Bridges Weekly Trade News Digest • Volume 9 • Number 5 • 16th February 2005
Mercosur ‘4+1′ Proposal Meets Cool Response In US, Canada
Attempts by the members of South America’s largest trade bloc to individually engage the US and Canada in separate market access negotiations met with a lukewarm response in both Washington and Ottawa earlier this month. Both North American countries told representatives from the Common Market of the South (MERCOSUR, comprised of Argentina, Brazil, Paraguay, and Uruguay) that their preferred forum for pursuing hemispheric trade liberalisation was the Free Trade Area of the Americas (FTAA). However, Canada appeared more open than the US to the possibility of signing some sort of separate commercial agreement with MERCOSUR.
Elsewhere, the EU and MERCOSUR agreed to accelerate their free trade agreement (FTA) talks, with an aim to conclude negotiations by the end of the year.
US uninterested in FTAs without IPRs, investment; will promote FTAA
Brazilian trade officials met with Deputy US Trade Representative Peter Allgeier at a conference in Washington earlier this month to discuss trade between the two countries.

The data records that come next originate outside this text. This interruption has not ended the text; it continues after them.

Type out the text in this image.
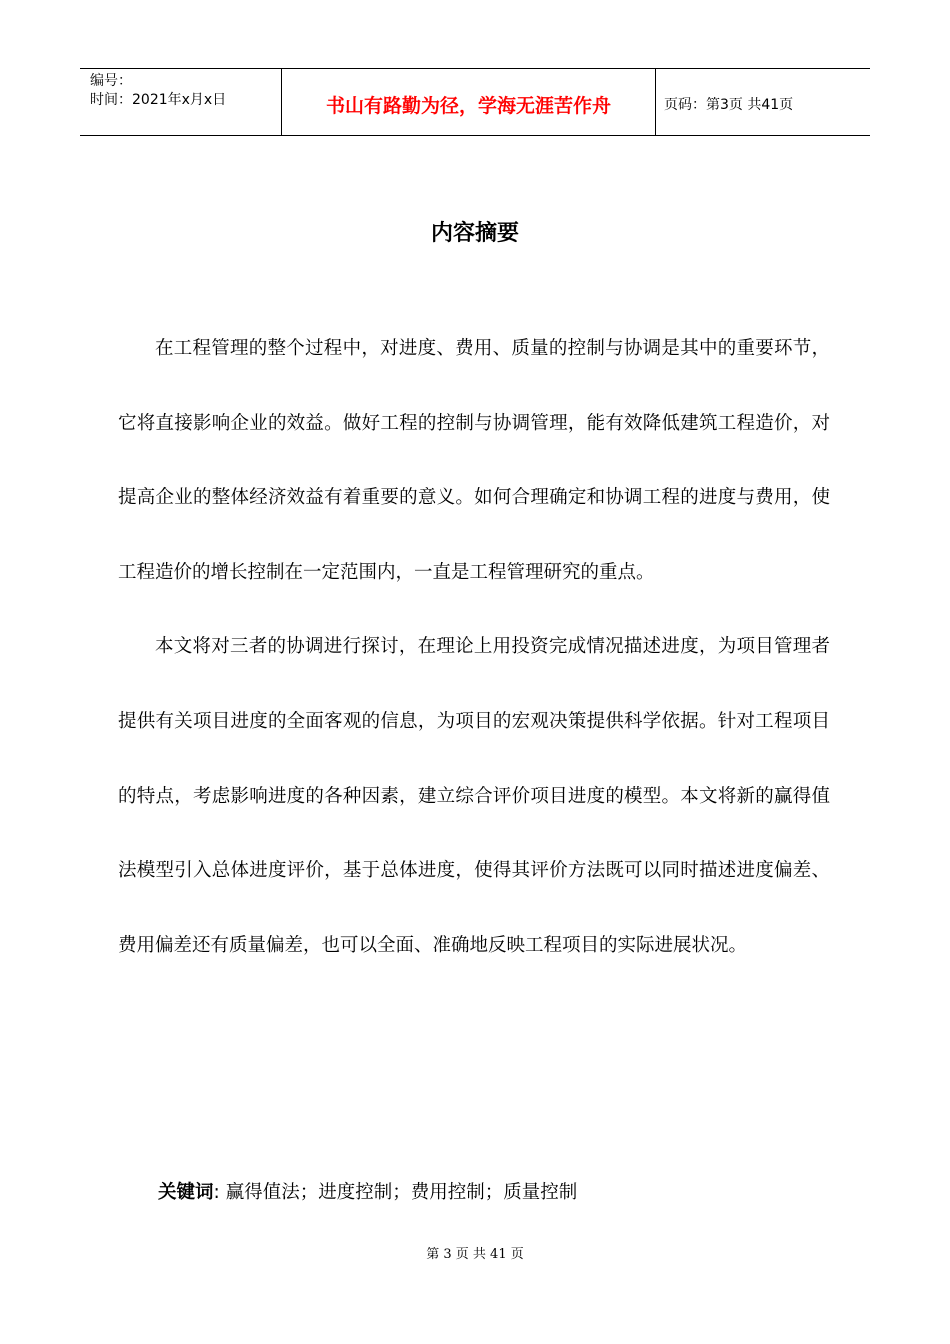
编号：
时间：2021年x月x日	书山有路勤为径，学海无涯苦作舟	页码：第3页 共41页
内容摘要

在工程管理的整个过程中，对进度、费用、质量的控制与协调是其中的重要环节，它将直接影响企业的效益。做好工程的控制与协调管理，能有效降低建筑工程造价，对提高企业的整体经济效益有着重要的意义。如何合理确定和协调工程的进度与费用，使工程造价的增长控制在一定范围内，一直是工程管理研究的重点。

本文将对三者的协调进行探讨，在理论上用投资完成情况描述进度，为项目管理者提供有关项目进度的全面客观的信息，为项目的宏观决策提供科学依据。针对工程项目的特点，考虑影响进度的各种因素，建立综合评价项目进度的模型。本文将新的赢得值法模型引入总体进度评价，基于总体进度，使得其评价方法既可以同时描述进度偏差、费用偏差还有质量偏差，也可以全面、准确地反映工程项目的实际进展状况。

关键词: 赢得值法；进度控制；费用控制；质量控制
第 3 页 共 41 页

Allgeier said that Brasilia’s proposed "4+1" initiative, which would have the MERCOSUR bloc negotiate reciprocal market-opening directly with the US, "is something which does not interest the US." He described "intellectual property, transparency and legal protection for investments" as "essential to any negotiation," and said that instead of pursuing a restricted market access accord, the US would try to rekindle the stalled FTAA process.
Canada: FTAA priority, but willing to explore other possibilities
Canada was less categorical in its views on the 4+1 initiative. During their 9 February meeting in Ottawa, Canadian International Trade Minister Jim Peterson told Paraguayan Foreign Affairs Minister and acting MERCOSUR chair Leila Rachid that negotiating with MERCOSUR alone was not something that the Canadian government had considered, since it had continued to focus on the FTAA.
However, Canada and the MERCOSUR countries did agrees to start a process of consultations to evaluate the possibilities of negotiating a trade agreement in the future, although the scope and the extent of the agreement would still have to be agreed. Both parties agreed to meet in April in Asuncion, Paraguay where they will try to assess whether or not it is feasible to start negotiations. Gustavo Vanerio, a Uruguayan foreign ministry official working on MERCOSUR issues, wrote in the Montevideo daily El Pais that Canada insisted that any 4+1 negotiation would have to be compatible with the FTAA. He also wrote that MERCOSUR-Canada discussions would likely focus on market access for agricultural as well as industrial goods, services, and investment. The latter two are of greater interest for Canada.
EU, MERCOSUR agree to accelerate FTA talks
Brazilian President Lula da Silva met with European Commission President José Manuel Durao Barroso during the World Economic Forum in Davos at the end of January. They agreed to accelerate current negotiations of the EU-MERCOSUR FTA with a view to concluding the talks by the end of 2005.
Negotiations for the FTA began in 1998. The EU’s most recent proposal, in September 2004, included a gradual liberalisation of MERCOSUR’s exports of industrial and agricultural goods to the EU, opening of the EU’s services market, access to the EU government procurement market and non-discrimination for MERCOSUR’s investments in Europe.
Sources in the Brazilian delegation indicate that negotiators from the two parties are expected to meet on 4 March, and a ministerial-level meeting is likely to take place at the beginning of April.
Adpated from PUENTES QUINCENAL, el 16 de febrero 2005; "US reject 4+1 agreement with Mercosur," MERCOPRESS, 9 February 2005.